HBO Max is celebrating the start of summer in the only way it knows how — by streaming blockbuster bangers day and night.
But if you’ve already watched A Minecraft Movie or are still waiting on Sinners to debut, fret not — Watch With Us has whipped up a list of three underrated HBO Max movies for you to watch this weekend.
The gangster thriller No Sudden Move, the documentary Being Mary Tyler Moore and the romantic spy comedy Duplicity are all vastly different from one another, but they are all guaranteed to entertain you as you escape the heat this weekend.
If you’re looking for a period usual with a dynamite cast, look no further than No Sudden Move. The 2021 film stars Don Cheadle and Benicio del Toro as Curt and Ronald, small-time gangsters in 1950s Detroit who are hired to intimidate a General Motors executive so he can give them a mysterious document. After some hiccups and one unexpected death, the two men are successful. Unfortunately, they quickly realize the document they now possess is far more valuable — and dangerous — than they could’ve imagined. Now on the run from the cops as well as their fellow gangsters, they must try to find a way out of the mess they’re in without losing their lives.
No Sudden Move is perhaps the only thriller whose plot hinges on a car part. That’s the movie’s MacGuffin, but whether it’s a catalytic converter or a 24-karat diamond, it’s merely the excuse for these characters to run around shooting at each other.
It’s a hypnotic movie that immediately grabs your attention and holds it for its two-hour runtime, and that’s due to Steven Soderbergh’s stylish direction and the effective performances by Cheadle, del Toro and Jon Hamm. No Sudden Move is a throwback thriller Hollywood doesn’t really make anymore, so now’s the time to watch and appreciate it.

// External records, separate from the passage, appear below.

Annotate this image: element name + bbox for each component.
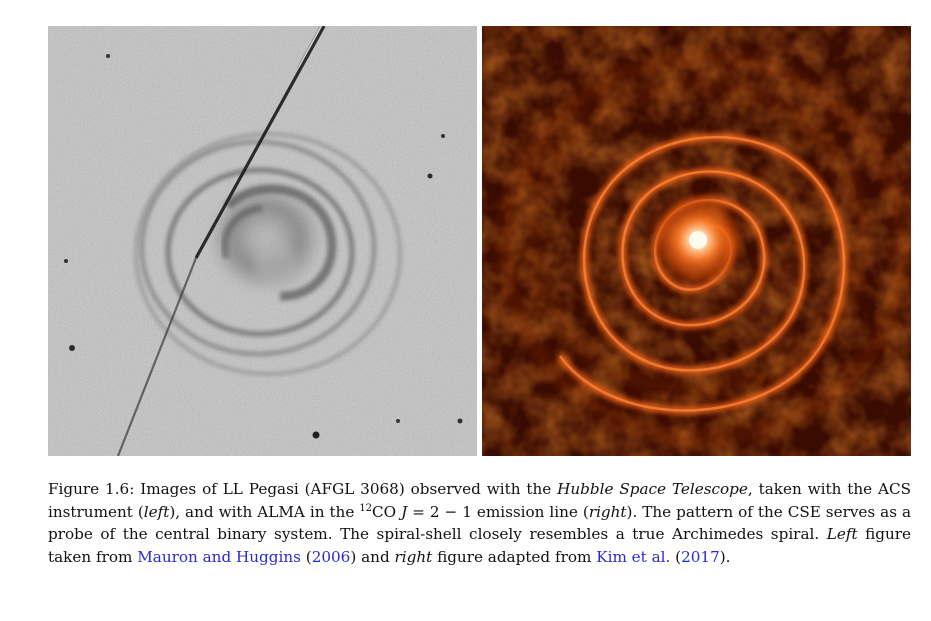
alma-co-image-graphic	[482, 26, 911, 456]
alma-co-image	[482, 26, 911, 456]
caption-text-1: Images of LL Pegasi (AFGL 3068) observed…	[140, 480, 552, 498]
caption-text-7: figure taken from	[48, 525, 912, 566]
caption-text-8: and	[361, 547, 390, 566]
caption-left-italic: left	[143, 502, 170, 521]
caption-right-word: right	[394, 547, 433, 566]
figure-panels	[48, 26, 911, 456]
caption-telescope: Hubble Space Telescope	[557, 480, 748, 498]
caption-right-italic: right	[588, 502, 627, 521]
caption-isotope: 12	[359, 502, 373, 514]
caption-j-symbol: J	[401, 502, 408, 521]
caption-left-word: Left	[826, 525, 858, 543]
caption-text-6: ). The pattern of the CSE serves as a pr…	[48, 502, 912, 544]
hubble-acs-image-graphic	[48, 26, 477, 456]
figure-label: Figure 1.6:	[48, 480, 135, 498]
hubble-acs-image	[48, 26, 477, 456]
caption-text-9: figure adapted from	[437, 547, 592, 566]
caption-text-3: ), and with ALMA in the	[169, 502, 355, 521]
ref1-year-open: (	[305, 547, 312, 566]
ref2-year-open: (	[675, 547, 682, 566]
ref2-year-close: ).	[719, 547, 731, 566]
ref1-year-close: )	[350, 547, 357, 566]
ref-kim-et-al-year-link[interactable]: 2017	[681, 547, 720, 566]
ref-mauron-huggins-link[interactable]: Mauron and Huggins	[137, 547, 301, 566]
caption-text-5: = 2 − 1 emission line (	[407, 502, 589, 521]
figure-caption: Figure 1.6: Images of LL Pegasi (AFGL 30…	[48, 478, 911, 568]
caption-text-4: CO	[372, 502, 397, 521]
caption-text-2: , taken with the ACS instrument (	[48, 480, 912, 521]
ref-kim-et-al-link[interactable]: Kim et al.	[596, 547, 671, 566]
ref-mauron-huggins-year-link[interactable]: 2006	[311, 547, 351, 566]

No Sudden Move is streaming on HBO Max.
Everyone knows Mary Tyler Moore — she’s the actress who rose to fame on The Dick Van Dyke Show, dominated the 1970s with the hit sitcom The Mary Tyler Moore Show and received an Oscar nomination for her revelatory performance in Robert Redford’s Ordinary People.

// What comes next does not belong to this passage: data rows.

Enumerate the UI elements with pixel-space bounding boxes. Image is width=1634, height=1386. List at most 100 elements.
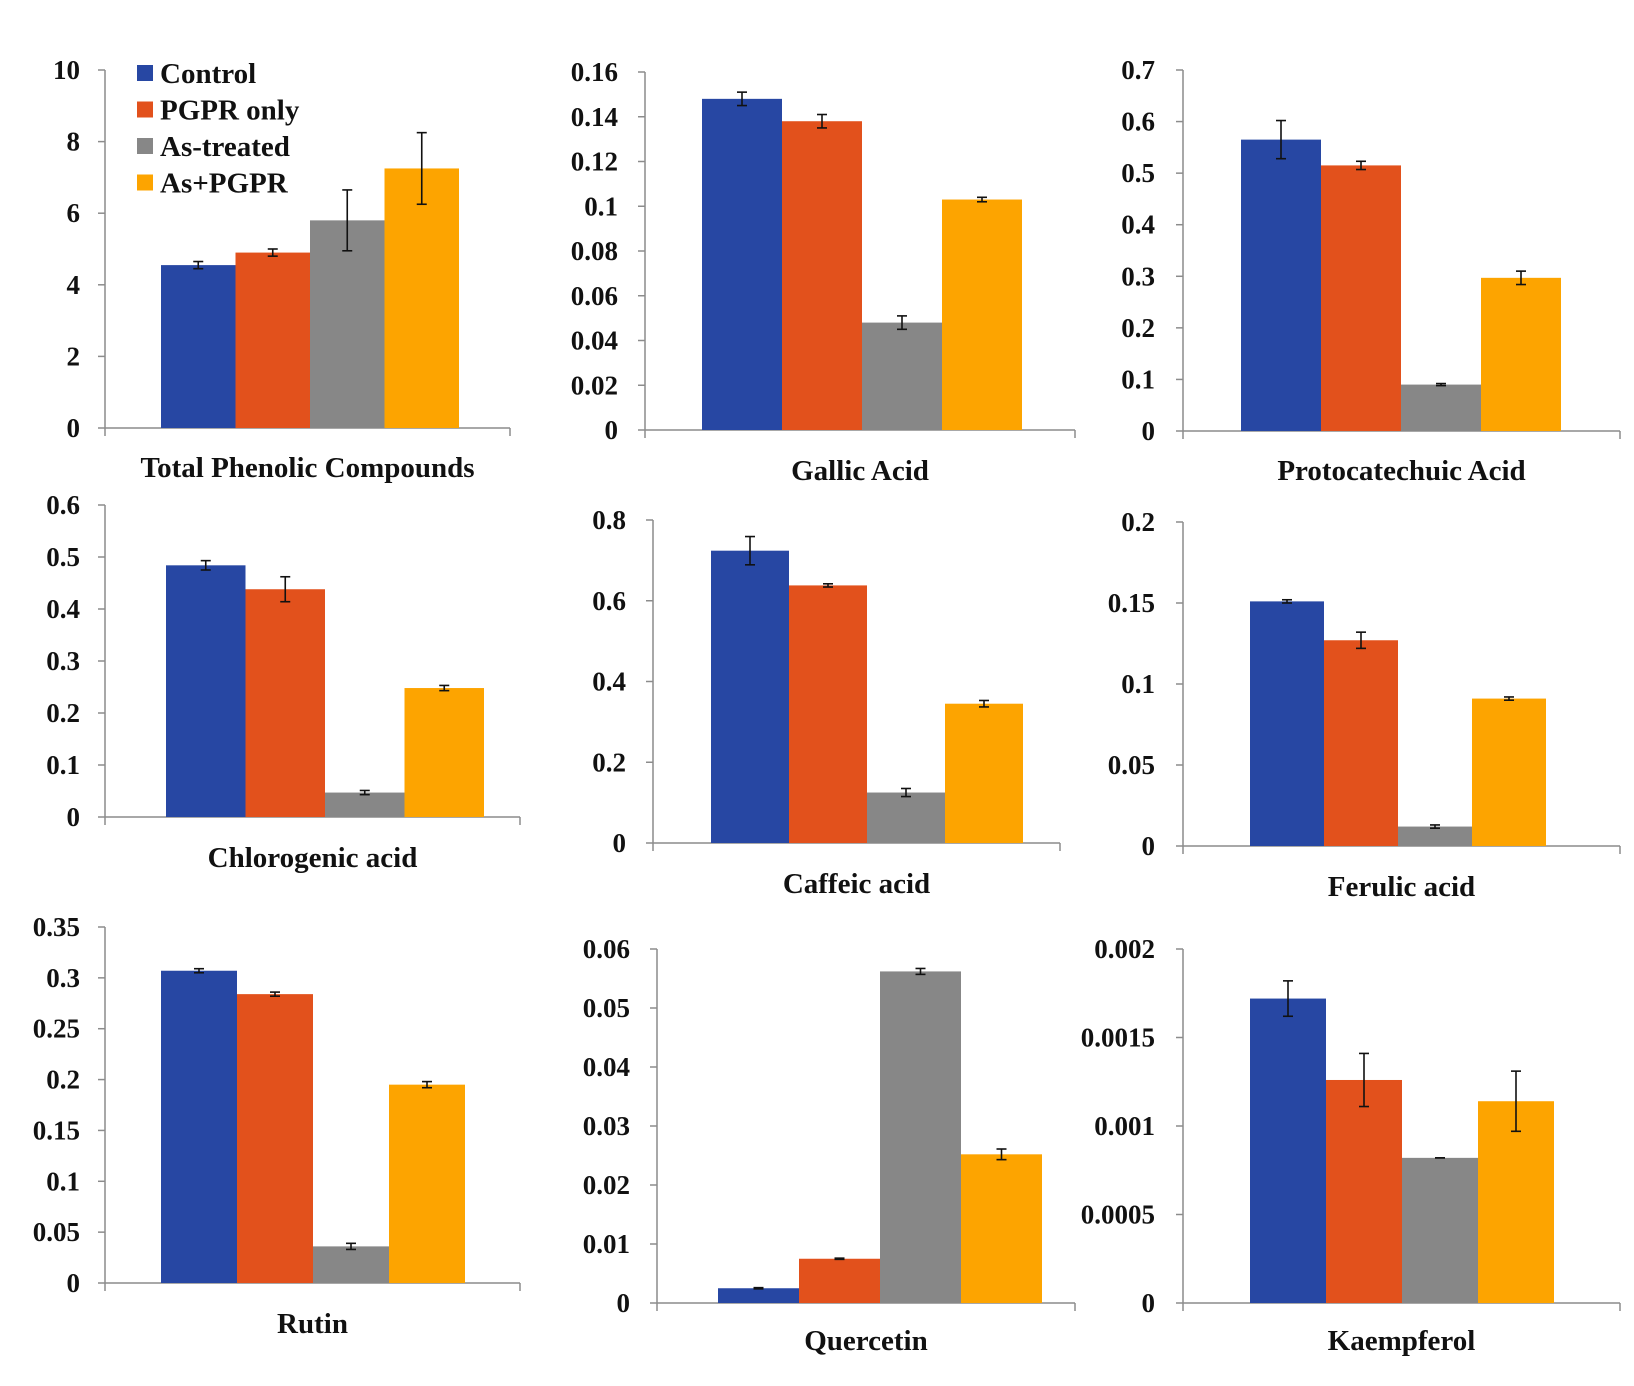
y-tick-label: 0.4 [46, 594, 80, 624]
error-bar-pgpr-only [817, 113, 827, 129]
y-tick-label: 0.16 [571, 57, 618, 87]
y-tick-label: 0 [67, 802, 81, 832]
y-tick-label: 0.6 [46, 490, 80, 520]
y-tick-label: 0 [617, 1288, 631, 1318]
y-tick-label: 0.7 [1121, 55, 1155, 85]
chart-panels: 0 2 4 6 8 10 Total Phenolic Compounds 0 0.02 0.04… [33, 55, 1621, 1357]
y-tick-label: 4 [67, 270, 81, 300]
error-bar-pgpr-only [1356, 631, 1366, 650]
y-tick-label: 0.35 [33, 912, 80, 942]
y-tick-label: 0.04 [571, 326, 618, 356]
y-tick-label: 0.001 [1094, 1111, 1155, 1141]
y-tick-label: 0.1 [1121, 669, 1155, 699]
bar-pgpr-only [237, 994, 313, 1283]
bar-control [711, 550, 789, 843]
y-tick-label: 0.04 [583, 1052, 630, 1082]
legend-swatch [137, 101, 153, 118]
y-tick-label: 0.6 [592, 586, 626, 616]
error-bar-pgpr-only [823, 582, 833, 588]
y-tick-label: 0.3 [46, 963, 80, 993]
x-axis-label: Caffeic acid [783, 868, 930, 900]
error-bar-pgpr-only [1356, 160, 1366, 171]
x-axis-label: Protocatechuic Acid [1277, 455, 1525, 487]
y-tick-label: 0 [1142, 1288, 1156, 1318]
y-tick-label: 0.6 [1121, 107, 1155, 137]
y-tick-label: 0.02 [571, 370, 618, 400]
y-tick-label: 0 [67, 413, 81, 443]
error-bar-as-pgpr [977, 196, 987, 203]
error-bar-as-treated [342, 189, 353, 252]
y-tick-label: 0.05 [33, 1217, 80, 1247]
bar-as-treated [880, 971, 961, 1303]
error-bar-as-treated [897, 315, 907, 331]
y-tick-label: 0.8 [592, 505, 626, 535]
y-tick-label: 0.1 [46, 750, 80, 780]
x-axis-label: Quercetin [804, 1325, 928, 1357]
bar-as-treated [1398, 826, 1472, 846]
error-bar-as-pgpr [416, 131, 427, 206]
y-tick-label: 0.15 [1108, 588, 1155, 618]
bar-pgpr-only [782, 121, 862, 430]
bar-pgpr-only [245, 589, 325, 817]
error-bar-as-pgpr [422, 1080, 432, 1089]
y-tick-label: 0.3 [46, 646, 80, 676]
y-tick-label: 0.02 [583, 1170, 630, 1200]
panel-protocatechuic-acid: 0 0.1 0.2 0.3 0.4 0.5 0.6 0.7 Protocatechuic Aci… [1121, 55, 1621, 487]
panel-total-phenolic-compounds: 0 2 4 6 8 10 Total Phenolic Compounds [53, 55, 511, 484]
y-tick-label: 0 [613, 828, 627, 858]
error-bar-control [737, 91, 747, 107]
y-tick-label: 0.12 [571, 147, 618, 177]
y-tick-label: 0.1 [1121, 364, 1155, 394]
legend-entry-as-treated: As-treated [137, 131, 290, 163]
legend-label: As-treated [160, 131, 290, 163]
bar-as-pgpr [1481, 277, 1561, 431]
legend-label: Control [160, 58, 256, 90]
bar-as-treated [867, 792, 945, 843]
y-tick-label: 8 [67, 127, 81, 157]
y-tick-label: 0.002 [1094, 934, 1155, 964]
bar-as-pgpr [384, 168, 459, 428]
y-tick-label: 0.1 [584, 191, 618, 221]
legend-label: PGPR only [160, 95, 300, 127]
y-tick-label: 0.1 [46, 1166, 80, 1196]
bar-as-pgpr [961, 1154, 1042, 1303]
y-tick-label: 0 [1142, 831, 1156, 861]
panel-quercetin: 0 0.01 0.02 0.03 0.04 0.05 0.06 Quercetin [583, 934, 1076, 1357]
y-tick-label: 0.05 [583, 993, 630, 1023]
bar-pgpr-only [789, 585, 867, 843]
panel-gallic-acid: 0 0.02 0.04 0.06 0.08 0.1 0.12 0.14 0.16 Gallic A… [571, 57, 1076, 487]
bar-as-pgpr [1478, 1101, 1554, 1303]
x-axis-label: Ferulic acid [1328, 871, 1475, 903]
legend-swatch [137, 65, 153, 81]
y-tick-label: 6 [67, 198, 81, 228]
y-tick-label: 2 [67, 341, 81, 371]
legend-entry-as-pgpr: As+PGPR [137, 168, 289, 200]
error-bar-as-pgpr [996, 1148, 1007, 1161]
error-bar-as-pgpr [1511, 1070, 1521, 1133]
panel-caffeic-acid: 0 0.2 0.4 0.6 0.8 Caffeic acid [592, 505, 1061, 900]
error-bar-pgpr-only [270, 991, 280, 997]
y-tick-label: 0.06 [583, 934, 630, 964]
error-bar-as-treated [359, 789, 370, 796]
y-tick-label: 0 [67, 1268, 81, 1298]
bar-pgpr-only [1326, 1079, 1402, 1303]
bar-control [1250, 601, 1324, 846]
y-tick-label: 0.01 [583, 1229, 630, 1259]
y-tick-label: 0 [605, 415, 619, 445]
bar-as-pgpr [1472, 698, 1546, 846]
bar-as-pgpr [945, 703, 1023, 843]
bar-pgpr-only [1324, 640, 1398, 846]
error-bar-as-pgpr [439, 684, 450, 692]
bar-as-pgpr [942, 199, 1022, 430]
bar-pgpr-only [235, 252, 310, 428]
bar-control [161, 970, 237, 1283]
x-axis-label: Gallic Acid [791, 455, 929, 487]
y-tick-label: 0.2 [46, 698, 80, 728]
legend-entry-pgpr-only: PGPR only [137, 95, 300, 127]
error-bar-as-treated [901, 787, 911, 798]
bar-pgpr-only [1321, 165, 1401, 431]
error-bar-as-treated [346, 1242, 356, 1251]
panel-chlorogenic-acid: 0 0.1 0.2 0.3 0.4 0.5 0.6 Chlorogenic acid [46, 490, 521, 874]
y-tick-label: 0.2 [592, 747, 626, 777]
error-bar-as-pgpr [1504, 696, 1514, 702]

But as Being Mary Tyler Moore brilliantly shows, the actress’ public persona was just another role she played throughout her life, one that hid a private pain that resulted from one family tragedy after another. Using archival clips featuring Moore talking about her life, from the highs (winning multiple Emmys for her TV shows, establishing the production company MTM Enterprises that produced hit shows like St. Elsewhere and Newhart), to the lows (the accidental death of her son Richard, her divorce from second husband Grant Tinker), the documentary does a fantastic job of recounting a fascinating life that was just as dramatic off camera as it was on the screen.

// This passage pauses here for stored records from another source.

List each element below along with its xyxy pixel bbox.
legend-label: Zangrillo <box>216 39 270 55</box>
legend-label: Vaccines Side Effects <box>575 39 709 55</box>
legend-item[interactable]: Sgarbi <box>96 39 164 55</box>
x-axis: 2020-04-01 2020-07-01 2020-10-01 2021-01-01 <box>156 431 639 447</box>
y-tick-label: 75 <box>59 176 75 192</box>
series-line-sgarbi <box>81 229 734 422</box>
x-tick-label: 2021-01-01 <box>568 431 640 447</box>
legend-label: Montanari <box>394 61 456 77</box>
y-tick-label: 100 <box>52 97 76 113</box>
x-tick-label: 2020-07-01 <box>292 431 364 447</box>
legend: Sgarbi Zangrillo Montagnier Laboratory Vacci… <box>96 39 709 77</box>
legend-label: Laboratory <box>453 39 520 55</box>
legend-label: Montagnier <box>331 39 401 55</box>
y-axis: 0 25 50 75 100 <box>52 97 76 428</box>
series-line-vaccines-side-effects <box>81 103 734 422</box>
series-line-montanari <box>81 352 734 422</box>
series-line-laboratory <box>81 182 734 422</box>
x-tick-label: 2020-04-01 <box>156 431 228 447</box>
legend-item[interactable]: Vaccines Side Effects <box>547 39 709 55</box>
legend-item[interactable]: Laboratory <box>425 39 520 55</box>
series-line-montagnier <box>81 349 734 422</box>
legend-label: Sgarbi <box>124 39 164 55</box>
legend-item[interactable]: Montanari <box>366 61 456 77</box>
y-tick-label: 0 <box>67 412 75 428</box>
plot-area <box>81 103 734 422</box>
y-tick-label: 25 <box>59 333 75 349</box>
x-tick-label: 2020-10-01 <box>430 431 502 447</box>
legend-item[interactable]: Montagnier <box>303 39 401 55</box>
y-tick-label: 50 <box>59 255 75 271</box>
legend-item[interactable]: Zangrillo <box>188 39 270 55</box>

Being Mary Tyler Moore is streaming on HBO Max.
Julia Roberts is best known as the queen of rom-coms, but she makes other kinds of movies too. One of the better ones is Duplicity, a 2009 comedic thriller that’s a good old-fashioned love story between two rival spies.
Roberts is Claire Stenwick, a CIA officer who has grown tired of working at her thankless government job. She finds a kindred spirit in MI6 agent Ray Koval (Clive Owen), and together, they hatch a scheme to steal the formula of a new, top-secret hygiene product from Howard Tully (Tom Wilkinson), a CEO of a major cosmetics company. But Howard may know more than they realize, and Claire and Roy’s slow-burning romance may fizzle out completely if they are caught red-handed and thrown in jail.
The movie has a twisty plot that’s sometimes too clever for its own good, but it gives Roberts and Owen plenty of moments to shine as competitors who can’t help falling for each other. Both actors have great chemistry whenever they are on screen, and it makes you wish they starred in more movies.